George Washington's army had documentation about the system, with a much more randomized form of the alphabet. During the American Civil War, the system was used by Union prisoners in Confederate prisons.

==Example==
Using the Pigpen cipher key shown in the example below, the message "X marks the spot" is rendered in ciphertext as

==Variants==
The core elements of this system are the grid and dots. Some systems use the X's, but even these can be rearranged. One commonly used method orders the symbols as shown in the above image: grid, grid, X, X. Another commonly used system orders the symbols as grid, X, grid, X. Another is grid, grid, grid, with each cell having a letter of the alphabet, and the last one having an "&" character. Letters from the first grid have no dot, letters from the second each have one dot, and letters from the third each have two dots. Another variation of this last one is called the Newark Cipher, which instead of dots uses one to three short lines which may be projecting in any length or orientation. This gives the illusion of a larger number of different characters than actually exist.

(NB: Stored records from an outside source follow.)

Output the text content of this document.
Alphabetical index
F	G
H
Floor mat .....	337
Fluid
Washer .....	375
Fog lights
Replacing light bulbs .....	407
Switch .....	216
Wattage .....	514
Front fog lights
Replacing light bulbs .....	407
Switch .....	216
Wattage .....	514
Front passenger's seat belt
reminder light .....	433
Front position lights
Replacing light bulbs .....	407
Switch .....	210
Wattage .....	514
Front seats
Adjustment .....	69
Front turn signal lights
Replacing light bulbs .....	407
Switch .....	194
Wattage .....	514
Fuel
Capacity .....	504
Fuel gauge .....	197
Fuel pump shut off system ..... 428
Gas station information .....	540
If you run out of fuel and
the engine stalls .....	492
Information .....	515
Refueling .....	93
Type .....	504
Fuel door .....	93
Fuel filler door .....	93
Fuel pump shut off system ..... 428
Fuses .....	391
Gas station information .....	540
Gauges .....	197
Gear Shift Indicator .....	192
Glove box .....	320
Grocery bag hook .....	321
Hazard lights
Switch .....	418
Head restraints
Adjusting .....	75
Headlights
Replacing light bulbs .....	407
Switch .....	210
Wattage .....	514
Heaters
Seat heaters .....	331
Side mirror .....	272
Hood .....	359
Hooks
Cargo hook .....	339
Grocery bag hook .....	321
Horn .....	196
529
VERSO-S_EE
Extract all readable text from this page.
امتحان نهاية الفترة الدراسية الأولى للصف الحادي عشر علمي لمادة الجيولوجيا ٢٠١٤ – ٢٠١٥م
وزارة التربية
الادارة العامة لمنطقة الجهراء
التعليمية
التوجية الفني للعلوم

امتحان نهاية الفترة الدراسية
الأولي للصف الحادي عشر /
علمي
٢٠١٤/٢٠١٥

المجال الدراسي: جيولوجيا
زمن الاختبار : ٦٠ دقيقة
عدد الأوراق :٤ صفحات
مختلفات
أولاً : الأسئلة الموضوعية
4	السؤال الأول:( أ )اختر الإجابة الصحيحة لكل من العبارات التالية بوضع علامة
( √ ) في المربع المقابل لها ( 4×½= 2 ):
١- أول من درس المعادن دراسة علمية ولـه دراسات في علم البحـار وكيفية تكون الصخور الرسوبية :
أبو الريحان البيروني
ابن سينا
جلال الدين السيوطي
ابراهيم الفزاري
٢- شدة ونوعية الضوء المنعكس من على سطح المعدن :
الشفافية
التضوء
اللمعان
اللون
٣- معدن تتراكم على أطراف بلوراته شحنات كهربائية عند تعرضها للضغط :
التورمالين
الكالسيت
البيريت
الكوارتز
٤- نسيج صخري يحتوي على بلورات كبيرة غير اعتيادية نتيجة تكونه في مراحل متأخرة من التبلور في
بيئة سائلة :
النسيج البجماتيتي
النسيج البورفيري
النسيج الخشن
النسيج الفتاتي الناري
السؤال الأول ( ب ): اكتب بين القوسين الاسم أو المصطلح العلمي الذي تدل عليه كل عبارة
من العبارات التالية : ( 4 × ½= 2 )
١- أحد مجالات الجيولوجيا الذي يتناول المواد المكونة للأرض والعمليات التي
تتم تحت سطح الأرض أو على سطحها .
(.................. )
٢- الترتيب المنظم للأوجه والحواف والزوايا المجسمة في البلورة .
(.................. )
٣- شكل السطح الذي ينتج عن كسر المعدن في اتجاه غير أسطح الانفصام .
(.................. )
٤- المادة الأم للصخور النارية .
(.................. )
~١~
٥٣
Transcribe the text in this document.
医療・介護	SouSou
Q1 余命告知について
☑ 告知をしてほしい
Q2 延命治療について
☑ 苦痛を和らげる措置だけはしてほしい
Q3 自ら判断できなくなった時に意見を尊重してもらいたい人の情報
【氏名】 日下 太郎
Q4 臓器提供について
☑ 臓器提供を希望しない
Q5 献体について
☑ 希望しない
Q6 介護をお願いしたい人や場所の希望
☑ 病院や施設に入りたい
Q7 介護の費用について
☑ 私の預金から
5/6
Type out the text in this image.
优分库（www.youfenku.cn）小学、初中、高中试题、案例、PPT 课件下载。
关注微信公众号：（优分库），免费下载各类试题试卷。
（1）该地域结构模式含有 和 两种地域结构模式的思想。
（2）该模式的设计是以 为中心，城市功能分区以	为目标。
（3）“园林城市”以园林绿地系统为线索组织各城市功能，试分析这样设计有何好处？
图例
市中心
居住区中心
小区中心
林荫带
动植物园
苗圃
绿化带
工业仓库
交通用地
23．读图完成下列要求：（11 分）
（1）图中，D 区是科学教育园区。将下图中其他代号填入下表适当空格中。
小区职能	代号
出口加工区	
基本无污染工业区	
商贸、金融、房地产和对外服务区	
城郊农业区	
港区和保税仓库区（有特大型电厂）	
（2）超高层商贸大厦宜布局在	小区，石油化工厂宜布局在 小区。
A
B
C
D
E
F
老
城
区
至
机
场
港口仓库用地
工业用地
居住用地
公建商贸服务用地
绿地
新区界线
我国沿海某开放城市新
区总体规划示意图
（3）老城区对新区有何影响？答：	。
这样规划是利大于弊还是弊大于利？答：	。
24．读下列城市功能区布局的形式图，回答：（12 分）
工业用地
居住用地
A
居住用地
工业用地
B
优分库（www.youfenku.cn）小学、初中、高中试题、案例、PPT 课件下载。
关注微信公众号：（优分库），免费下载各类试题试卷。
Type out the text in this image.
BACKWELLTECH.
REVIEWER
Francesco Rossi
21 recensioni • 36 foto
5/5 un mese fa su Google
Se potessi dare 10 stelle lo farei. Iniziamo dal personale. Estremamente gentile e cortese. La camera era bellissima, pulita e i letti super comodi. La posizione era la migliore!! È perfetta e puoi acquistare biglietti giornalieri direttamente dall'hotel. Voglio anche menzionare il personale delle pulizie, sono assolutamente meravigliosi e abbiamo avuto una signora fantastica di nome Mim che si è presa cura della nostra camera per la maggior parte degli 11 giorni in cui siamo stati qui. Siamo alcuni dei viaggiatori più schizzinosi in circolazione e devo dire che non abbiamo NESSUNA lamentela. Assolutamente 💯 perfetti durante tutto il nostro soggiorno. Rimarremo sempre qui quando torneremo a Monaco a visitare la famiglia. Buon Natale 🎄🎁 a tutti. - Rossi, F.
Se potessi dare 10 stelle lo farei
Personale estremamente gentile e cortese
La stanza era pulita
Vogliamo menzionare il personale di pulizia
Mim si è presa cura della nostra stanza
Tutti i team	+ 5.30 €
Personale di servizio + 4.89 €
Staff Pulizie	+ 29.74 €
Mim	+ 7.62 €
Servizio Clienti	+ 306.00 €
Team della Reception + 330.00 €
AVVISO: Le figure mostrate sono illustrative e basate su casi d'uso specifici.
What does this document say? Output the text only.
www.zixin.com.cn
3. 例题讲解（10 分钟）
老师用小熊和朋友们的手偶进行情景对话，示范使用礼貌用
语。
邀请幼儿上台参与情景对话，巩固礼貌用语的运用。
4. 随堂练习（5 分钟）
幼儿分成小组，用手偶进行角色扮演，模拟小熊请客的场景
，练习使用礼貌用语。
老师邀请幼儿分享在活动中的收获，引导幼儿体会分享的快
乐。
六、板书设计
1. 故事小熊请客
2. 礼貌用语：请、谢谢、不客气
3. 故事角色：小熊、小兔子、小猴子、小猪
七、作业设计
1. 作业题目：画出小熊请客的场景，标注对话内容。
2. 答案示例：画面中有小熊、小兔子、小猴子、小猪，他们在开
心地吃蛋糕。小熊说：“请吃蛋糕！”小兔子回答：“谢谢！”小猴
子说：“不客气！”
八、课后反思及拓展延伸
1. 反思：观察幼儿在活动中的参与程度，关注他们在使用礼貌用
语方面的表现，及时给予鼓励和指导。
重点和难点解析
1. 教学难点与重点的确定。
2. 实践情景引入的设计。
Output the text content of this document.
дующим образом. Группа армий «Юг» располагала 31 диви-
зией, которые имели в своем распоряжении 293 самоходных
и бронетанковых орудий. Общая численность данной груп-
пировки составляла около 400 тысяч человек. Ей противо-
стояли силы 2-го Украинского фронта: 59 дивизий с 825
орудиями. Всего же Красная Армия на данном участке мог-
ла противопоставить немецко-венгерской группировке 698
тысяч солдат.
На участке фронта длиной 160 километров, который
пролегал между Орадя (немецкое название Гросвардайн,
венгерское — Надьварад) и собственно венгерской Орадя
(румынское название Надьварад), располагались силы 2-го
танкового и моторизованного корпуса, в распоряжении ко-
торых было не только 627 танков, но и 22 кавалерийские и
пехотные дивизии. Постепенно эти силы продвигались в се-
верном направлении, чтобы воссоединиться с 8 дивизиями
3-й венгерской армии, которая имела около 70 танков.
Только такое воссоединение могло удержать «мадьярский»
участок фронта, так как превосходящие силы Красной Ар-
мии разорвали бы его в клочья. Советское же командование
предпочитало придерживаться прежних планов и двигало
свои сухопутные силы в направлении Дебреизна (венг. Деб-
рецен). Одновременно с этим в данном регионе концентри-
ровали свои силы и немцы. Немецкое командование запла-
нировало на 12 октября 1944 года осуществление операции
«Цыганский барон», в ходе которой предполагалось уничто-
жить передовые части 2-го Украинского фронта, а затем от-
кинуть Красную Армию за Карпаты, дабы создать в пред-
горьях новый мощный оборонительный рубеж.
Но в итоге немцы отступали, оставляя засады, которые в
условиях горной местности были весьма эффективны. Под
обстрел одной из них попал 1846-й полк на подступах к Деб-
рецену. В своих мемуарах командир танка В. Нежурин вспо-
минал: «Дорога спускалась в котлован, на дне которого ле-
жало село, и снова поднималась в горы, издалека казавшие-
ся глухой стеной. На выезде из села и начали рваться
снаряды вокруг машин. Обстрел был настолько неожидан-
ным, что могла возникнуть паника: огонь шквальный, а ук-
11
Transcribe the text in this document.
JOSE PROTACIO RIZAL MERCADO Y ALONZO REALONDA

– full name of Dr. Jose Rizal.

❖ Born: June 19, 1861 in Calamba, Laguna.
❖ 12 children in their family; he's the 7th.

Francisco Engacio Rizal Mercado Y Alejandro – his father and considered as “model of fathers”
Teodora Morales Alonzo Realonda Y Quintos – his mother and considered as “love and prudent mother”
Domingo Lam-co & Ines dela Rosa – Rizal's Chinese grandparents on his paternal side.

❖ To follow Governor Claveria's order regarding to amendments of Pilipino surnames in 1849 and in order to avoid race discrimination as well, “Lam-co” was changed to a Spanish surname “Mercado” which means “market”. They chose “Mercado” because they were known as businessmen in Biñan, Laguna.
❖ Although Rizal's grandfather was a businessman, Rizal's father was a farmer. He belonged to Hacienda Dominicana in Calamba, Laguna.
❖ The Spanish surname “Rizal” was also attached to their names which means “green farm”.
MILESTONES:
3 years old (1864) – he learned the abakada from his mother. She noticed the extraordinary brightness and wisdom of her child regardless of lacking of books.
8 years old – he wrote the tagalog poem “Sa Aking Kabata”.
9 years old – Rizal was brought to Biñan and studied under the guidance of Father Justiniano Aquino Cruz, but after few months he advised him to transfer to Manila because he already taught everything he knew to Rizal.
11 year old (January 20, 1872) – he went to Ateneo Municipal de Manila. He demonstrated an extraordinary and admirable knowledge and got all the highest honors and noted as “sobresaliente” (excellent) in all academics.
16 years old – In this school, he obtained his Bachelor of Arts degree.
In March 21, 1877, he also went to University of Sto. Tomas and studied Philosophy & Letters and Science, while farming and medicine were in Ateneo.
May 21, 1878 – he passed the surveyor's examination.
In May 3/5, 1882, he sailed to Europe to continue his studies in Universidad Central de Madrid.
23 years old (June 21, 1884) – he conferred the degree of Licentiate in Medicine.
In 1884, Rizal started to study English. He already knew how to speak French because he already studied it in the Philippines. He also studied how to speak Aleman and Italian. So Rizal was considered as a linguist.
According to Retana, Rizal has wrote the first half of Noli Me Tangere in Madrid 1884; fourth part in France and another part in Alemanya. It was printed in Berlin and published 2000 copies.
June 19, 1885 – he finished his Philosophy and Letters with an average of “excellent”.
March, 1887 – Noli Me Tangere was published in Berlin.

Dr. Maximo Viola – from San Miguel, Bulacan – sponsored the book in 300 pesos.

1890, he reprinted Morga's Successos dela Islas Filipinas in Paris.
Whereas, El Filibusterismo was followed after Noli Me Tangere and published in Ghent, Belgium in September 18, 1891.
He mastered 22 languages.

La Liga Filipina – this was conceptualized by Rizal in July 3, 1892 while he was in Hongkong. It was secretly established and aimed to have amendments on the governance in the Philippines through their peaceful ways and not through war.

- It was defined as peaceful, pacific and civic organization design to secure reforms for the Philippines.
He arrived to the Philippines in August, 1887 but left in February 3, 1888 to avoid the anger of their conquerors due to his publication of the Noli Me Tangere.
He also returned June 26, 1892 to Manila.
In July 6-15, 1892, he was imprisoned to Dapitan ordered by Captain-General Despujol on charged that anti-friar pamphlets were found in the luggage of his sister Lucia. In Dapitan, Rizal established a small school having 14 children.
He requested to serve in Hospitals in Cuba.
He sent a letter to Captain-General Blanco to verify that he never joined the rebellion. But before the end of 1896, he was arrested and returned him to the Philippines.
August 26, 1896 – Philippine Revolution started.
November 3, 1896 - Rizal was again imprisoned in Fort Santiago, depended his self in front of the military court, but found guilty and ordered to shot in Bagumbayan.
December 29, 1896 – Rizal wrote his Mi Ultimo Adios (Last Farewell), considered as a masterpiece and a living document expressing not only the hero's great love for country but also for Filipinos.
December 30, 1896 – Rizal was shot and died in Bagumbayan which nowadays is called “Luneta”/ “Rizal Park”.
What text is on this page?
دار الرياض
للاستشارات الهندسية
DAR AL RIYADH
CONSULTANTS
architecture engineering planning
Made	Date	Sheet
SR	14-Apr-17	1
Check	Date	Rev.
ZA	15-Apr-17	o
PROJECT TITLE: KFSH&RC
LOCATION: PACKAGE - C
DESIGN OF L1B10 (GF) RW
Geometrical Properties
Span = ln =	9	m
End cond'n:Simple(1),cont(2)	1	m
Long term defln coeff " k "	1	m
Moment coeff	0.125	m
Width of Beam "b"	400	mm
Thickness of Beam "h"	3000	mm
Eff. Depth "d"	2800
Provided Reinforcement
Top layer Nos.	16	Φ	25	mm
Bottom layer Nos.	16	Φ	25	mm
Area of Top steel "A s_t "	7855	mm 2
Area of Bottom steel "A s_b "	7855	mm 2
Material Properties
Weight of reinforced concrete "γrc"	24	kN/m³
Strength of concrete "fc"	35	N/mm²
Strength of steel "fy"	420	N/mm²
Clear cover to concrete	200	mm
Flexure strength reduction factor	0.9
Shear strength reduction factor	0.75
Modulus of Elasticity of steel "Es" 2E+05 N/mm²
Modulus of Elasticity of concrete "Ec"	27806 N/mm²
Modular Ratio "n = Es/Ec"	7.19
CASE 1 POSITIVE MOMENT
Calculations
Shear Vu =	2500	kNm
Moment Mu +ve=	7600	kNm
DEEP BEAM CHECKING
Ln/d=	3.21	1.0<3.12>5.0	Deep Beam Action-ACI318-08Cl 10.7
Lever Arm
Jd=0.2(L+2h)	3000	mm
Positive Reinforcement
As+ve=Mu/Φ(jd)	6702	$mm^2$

Another system, used by the Rosicrucians in the 17th century, used a single grid of nine cells, and 1 to 3 dots in each cell or "pen". So ABC would be in the top left pen, followed by DEF and GHI on the first line, then groups of JKL MNO PQR on the second, and STU VWX YZ on the third. When enciphered, the location of the dot in each symbol (left, center, or right), would indicate which letter in that pen was represented. More difficult systems use a non-standard form of the alphabet, such as writing it backwards in the grid, up and down in the columns, or a completely randomized set of letters.

The Templar cipher is a method claimed to have been used by the Knights Templar and uses a variant of a Maltese Cross. This is likely a cipher used by the Neo-Templars (Freemasons) of the 18th century, and not that of the religious order of the Knights Templar from the 12th-14th centuries during the Crusades. Some websites showing the Knights Templar cipher deviate from the original order of letters. Based on the Freemasons Document, the 1st, 3rd, 4th and 5th crosses assign the letters in clock-wise order starting at the top, the 2nd cross assigns the letters in a left, right, bottom, top order while the final cross assigns the letters in a bottom, top, right left order.